Beyond patching, however, part of the complexity of the MOVEit bug is that many of the impacted organizations don’t use the software themselves, but instead are part of this “trickle-down” data breach effect. These impacted organizations and individuals should be on alert for phishing emails that may use their stolen data or fraud-related attacks.
“During the early days of June, while our industry was first chasing indicators of compromise and looking for signs of exploitation, this certainly widened the pool of potential victims,” said Hammond. “Unfortunately, not all organizations might even be aware that they have this vulnerable software as a part of their (indirect) tech stack from another supplier upstream.”
Overall, flaws like the ones in MOVEIt Transfer highlight a need for better security practices from manufacturers themselves, particularly for those behind file transfer services that handle a rich bank of data that’s attractive to cybercriminals.
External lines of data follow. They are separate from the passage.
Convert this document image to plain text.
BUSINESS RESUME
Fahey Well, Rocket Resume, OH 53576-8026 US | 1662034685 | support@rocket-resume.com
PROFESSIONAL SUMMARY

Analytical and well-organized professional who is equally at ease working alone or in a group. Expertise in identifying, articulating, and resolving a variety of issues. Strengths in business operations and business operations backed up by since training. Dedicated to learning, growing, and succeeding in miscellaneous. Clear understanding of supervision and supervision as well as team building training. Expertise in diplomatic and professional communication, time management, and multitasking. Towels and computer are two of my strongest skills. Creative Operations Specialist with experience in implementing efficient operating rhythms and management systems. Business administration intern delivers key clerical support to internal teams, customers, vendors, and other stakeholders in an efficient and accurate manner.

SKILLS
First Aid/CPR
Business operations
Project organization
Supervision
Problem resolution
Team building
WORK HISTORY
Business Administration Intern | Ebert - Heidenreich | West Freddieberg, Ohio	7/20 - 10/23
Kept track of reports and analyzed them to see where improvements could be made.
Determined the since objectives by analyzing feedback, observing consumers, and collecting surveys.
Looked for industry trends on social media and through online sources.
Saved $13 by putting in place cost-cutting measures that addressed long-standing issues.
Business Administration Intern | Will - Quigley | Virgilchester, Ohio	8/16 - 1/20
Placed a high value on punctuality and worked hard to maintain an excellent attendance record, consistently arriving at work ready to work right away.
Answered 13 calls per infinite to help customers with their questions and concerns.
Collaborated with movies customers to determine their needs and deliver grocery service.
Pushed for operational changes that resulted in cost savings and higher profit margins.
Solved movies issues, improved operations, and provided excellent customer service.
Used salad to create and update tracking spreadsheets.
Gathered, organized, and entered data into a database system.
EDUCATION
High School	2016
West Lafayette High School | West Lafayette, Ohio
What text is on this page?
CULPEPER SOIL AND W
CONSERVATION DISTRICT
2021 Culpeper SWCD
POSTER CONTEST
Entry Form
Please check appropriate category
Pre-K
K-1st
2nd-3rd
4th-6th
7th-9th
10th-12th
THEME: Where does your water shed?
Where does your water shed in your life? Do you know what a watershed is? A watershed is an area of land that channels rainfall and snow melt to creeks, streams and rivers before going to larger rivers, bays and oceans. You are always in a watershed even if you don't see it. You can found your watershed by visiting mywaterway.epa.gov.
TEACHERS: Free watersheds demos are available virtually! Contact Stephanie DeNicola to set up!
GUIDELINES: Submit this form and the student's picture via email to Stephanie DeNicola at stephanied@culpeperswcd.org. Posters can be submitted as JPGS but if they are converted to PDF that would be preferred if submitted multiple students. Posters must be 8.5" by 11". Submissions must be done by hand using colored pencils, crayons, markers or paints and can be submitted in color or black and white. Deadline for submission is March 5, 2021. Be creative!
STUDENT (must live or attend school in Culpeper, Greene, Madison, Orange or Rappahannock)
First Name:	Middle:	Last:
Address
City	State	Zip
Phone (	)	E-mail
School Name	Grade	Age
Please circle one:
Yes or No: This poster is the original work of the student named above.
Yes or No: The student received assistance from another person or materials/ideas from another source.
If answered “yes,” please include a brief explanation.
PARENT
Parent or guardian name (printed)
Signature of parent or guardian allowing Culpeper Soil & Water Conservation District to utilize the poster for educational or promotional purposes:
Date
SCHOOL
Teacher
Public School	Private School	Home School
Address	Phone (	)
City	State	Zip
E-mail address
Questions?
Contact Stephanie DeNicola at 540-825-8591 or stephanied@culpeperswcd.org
The MOVEit bug has left questions about software liability in its wake, and several lawsuits have cropped up over the past months - including ones against Progress Software itself, but also several against companies using the MOVEit Transfer platform.
“The CVE-2023-34362 flaw in MOVEit Transfer signals potential long-term shifts in cybersecurity,” Saeed Abbasi, manager of vulnerability and threat research at Qualys. “Much like the repercussions from Heartbleed on open-source security, this vulnerability highlights the imperative for strengthened secure development practices. It's a definite call for organizations to intensify their vulnerability assessments, engage in rigorous penetration testing, transition towards zero-trust models, and accelerate a surge in cybersecurity investment. Such high-profile vulnerabilities can spur re-evaluations of vendor trust and catalyze stricter regulatory oversight.”